# An updated TiVo Service Agreement is available



## PhilG (Jan 15, 2002)

See THIS thread for more chatter on a new service agreement for us S1 folks


----------



## Davyburns (Jan 7, 2004)

PhilG said:


> See THIS thread for more chatter on a new service agreement for us S1 folks


Anyone noticed any bad news lurking in the afternoon session?


----------



## mikerr (Jun 2, 2005)

http://www.tivo.com/bskybserviceagreement

Still mentions bskyb on screen (possibly hardcoded into MFS).
but so does the webpage it points to.

Maybe the webdesigners haven't uploaded the changed page yet?

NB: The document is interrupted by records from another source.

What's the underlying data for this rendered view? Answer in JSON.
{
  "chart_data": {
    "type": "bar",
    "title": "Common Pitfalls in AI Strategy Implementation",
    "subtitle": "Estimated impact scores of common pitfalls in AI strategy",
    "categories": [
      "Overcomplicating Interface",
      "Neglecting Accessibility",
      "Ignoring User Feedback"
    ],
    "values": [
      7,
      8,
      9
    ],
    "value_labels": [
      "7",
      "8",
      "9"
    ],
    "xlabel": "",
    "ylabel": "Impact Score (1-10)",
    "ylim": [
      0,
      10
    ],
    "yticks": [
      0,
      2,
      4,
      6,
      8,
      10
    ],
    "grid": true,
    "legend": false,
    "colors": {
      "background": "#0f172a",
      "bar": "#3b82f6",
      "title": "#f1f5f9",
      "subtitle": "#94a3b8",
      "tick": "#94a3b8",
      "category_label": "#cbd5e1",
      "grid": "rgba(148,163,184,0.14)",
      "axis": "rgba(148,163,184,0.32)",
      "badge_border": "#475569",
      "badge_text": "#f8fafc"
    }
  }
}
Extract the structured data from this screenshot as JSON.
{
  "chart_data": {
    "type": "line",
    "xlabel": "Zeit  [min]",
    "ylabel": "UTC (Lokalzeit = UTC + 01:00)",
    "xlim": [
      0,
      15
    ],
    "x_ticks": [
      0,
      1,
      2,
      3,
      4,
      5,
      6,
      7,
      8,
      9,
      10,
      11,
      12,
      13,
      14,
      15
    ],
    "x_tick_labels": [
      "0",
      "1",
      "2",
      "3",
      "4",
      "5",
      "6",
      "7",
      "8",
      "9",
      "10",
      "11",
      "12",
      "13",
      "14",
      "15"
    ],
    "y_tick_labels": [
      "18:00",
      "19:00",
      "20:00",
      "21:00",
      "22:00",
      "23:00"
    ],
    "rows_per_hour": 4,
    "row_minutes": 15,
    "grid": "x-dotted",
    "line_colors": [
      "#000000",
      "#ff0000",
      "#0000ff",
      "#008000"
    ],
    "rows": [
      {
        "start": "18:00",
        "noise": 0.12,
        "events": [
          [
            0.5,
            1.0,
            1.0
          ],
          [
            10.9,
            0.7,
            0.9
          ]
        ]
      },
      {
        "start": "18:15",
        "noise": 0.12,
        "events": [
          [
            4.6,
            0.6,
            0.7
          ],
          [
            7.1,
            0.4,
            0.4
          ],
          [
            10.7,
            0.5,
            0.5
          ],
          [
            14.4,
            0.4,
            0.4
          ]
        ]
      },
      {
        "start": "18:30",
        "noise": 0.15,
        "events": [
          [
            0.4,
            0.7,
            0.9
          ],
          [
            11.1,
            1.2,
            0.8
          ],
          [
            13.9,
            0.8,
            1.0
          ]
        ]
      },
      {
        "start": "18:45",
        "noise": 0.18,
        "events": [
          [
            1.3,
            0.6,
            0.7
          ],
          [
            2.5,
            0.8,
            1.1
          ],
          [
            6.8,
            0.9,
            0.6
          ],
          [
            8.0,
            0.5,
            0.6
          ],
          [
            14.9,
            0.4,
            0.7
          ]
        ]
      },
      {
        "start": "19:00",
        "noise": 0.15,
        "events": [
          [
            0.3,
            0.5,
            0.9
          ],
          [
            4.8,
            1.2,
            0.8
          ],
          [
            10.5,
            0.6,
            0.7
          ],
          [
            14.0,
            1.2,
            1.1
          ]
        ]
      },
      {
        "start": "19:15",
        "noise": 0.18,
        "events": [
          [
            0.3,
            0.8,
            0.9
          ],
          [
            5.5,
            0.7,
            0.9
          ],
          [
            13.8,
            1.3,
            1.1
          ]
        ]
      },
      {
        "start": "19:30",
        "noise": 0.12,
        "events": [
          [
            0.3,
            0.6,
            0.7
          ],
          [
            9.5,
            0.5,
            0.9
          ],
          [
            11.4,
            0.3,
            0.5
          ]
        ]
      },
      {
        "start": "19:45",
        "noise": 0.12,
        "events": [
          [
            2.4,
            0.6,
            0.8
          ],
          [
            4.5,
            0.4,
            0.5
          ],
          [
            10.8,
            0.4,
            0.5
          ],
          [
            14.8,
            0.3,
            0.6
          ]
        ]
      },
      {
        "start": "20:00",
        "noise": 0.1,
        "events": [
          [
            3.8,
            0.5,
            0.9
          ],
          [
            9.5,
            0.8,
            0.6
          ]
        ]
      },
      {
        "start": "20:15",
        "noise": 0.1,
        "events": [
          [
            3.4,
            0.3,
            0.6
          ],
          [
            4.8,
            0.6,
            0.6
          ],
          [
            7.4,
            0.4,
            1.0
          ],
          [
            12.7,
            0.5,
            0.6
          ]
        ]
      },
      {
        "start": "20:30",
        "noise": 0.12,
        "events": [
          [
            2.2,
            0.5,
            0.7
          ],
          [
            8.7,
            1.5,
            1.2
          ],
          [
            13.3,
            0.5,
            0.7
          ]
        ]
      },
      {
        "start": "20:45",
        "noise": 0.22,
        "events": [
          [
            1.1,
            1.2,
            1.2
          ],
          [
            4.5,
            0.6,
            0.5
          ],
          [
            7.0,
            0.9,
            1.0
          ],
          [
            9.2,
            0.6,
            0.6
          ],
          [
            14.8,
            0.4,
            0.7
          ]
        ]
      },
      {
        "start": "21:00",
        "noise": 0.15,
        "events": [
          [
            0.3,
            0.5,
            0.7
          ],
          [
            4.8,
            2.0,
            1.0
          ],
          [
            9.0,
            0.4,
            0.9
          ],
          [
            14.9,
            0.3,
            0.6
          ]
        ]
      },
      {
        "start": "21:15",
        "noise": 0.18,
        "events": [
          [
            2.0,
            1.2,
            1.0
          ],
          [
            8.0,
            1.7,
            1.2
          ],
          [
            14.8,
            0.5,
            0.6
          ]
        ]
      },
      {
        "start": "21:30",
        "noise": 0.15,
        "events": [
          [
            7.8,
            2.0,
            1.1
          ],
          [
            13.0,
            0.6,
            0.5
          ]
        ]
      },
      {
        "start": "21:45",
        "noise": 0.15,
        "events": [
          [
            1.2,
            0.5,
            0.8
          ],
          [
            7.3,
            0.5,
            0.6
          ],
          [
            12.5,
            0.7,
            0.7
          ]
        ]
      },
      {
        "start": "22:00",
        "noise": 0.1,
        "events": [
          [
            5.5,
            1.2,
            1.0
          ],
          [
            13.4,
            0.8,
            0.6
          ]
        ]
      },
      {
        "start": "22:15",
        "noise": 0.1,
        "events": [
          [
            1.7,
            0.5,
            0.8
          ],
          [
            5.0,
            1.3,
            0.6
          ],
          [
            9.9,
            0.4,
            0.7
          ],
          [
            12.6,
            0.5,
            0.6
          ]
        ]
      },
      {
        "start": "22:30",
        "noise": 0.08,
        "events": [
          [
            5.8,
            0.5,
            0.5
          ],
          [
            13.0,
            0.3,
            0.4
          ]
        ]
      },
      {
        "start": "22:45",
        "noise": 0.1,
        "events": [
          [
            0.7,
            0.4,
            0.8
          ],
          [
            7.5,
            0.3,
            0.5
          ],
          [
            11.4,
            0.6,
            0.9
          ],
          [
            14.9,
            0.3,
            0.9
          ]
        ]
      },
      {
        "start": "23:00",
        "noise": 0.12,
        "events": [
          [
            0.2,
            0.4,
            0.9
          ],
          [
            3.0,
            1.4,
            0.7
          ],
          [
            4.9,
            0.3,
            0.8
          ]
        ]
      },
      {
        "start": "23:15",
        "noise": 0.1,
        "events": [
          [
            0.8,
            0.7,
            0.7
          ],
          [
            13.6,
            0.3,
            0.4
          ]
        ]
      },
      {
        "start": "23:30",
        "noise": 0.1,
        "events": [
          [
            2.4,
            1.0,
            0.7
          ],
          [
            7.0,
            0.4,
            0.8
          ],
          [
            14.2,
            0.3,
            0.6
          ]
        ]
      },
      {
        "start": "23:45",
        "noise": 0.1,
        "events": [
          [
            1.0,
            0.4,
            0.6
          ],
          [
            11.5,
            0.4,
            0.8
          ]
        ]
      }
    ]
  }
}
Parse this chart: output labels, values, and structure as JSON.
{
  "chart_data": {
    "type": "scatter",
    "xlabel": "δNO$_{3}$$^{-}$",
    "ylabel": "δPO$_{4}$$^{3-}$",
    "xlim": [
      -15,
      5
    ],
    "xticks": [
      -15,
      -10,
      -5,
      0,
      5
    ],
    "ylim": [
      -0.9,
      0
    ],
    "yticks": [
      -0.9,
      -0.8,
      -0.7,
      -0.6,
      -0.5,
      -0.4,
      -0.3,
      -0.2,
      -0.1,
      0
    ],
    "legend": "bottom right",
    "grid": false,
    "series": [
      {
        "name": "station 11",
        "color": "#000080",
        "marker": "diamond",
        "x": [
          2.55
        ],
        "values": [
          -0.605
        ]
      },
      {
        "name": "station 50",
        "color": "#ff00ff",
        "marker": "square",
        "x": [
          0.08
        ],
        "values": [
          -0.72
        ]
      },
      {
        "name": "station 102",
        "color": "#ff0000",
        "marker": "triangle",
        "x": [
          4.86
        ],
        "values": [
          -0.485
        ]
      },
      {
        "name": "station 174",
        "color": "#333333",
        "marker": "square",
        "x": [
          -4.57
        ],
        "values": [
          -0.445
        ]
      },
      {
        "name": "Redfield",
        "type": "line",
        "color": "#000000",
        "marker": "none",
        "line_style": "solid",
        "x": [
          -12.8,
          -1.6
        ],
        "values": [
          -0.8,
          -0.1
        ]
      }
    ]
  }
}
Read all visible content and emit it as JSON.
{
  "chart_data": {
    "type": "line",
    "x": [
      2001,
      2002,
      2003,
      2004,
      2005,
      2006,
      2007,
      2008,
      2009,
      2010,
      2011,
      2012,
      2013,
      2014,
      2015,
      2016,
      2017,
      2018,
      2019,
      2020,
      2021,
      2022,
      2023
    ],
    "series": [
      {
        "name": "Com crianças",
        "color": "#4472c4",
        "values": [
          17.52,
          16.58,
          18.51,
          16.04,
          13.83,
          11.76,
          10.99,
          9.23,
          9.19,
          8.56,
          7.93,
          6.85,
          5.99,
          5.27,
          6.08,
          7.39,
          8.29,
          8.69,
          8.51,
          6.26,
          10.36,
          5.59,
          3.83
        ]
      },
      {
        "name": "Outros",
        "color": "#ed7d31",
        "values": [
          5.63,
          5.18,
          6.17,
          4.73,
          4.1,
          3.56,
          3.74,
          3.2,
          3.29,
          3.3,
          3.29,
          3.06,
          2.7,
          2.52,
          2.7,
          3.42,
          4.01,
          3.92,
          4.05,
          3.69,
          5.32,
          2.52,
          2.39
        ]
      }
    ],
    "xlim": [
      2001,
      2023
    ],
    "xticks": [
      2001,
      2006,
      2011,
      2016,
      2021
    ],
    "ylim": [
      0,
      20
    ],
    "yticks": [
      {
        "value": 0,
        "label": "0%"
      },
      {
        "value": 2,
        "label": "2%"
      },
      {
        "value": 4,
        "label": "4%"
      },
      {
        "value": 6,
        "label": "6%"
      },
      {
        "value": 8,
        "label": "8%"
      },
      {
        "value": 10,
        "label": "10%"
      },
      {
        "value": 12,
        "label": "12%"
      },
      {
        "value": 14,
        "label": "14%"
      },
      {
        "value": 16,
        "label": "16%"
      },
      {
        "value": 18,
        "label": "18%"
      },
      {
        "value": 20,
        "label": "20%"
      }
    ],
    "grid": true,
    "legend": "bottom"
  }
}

I'm expecting it to change to "TiVo Inc" (not Virgin) since the contract with sky may be finishing/not renewed

For those not aware:
Sky do TiVo phone support and payments - they don't provide the guide data or the daily call lines.


----------



## PhilG (Jan 15, 2002)

Davyburns said:


> Anyone noticed any bad news lurking in the afternoon session?


What on earth do you mean?

What's an "afternoon session" in the Tivo context??


----------



## SPR (Nov 28, 2001)

mikerr said:


> Maybe the webdesigners haven't uploaded the changed page yet?




The web page states "Updated December 2010"


----------



## ColinYounger (Aug 9, 2006)

> you agree not to tamper with or otherwise modify your TiVo DVR


Ooops.


----------



## spitfires (Dec 19, 2006)

That just puts you in breach of the agreement  - however it doesn't invalidate or terminate it


----------



## TCM2007 (Dec 25, 2006)

No, just means TiVo can terminate it.


----------



## spitfires (Dec 19, 2006)

True but they can already do that (for no reason whatsoever) with 30 days notice. 

That clause is why I didn't get a lifetime sub... hummmmm, poo.


----------



## TCM2007 (Dec 25, 2006)

Which is why you should never read the small print, how much did it cost you?


----------



## spitfires (Dec 19, 2006)

The writing seemed to be on the wall when I bought one of the last units Comet had left in stock - the omen wasn't good that Tivo would see out the year (2002). Only a fool would throw an extra £200 at a company that might not be around in 6 months. 

Of, course as it turns out, Tivo UK are still here and long may they stay. :up:


----------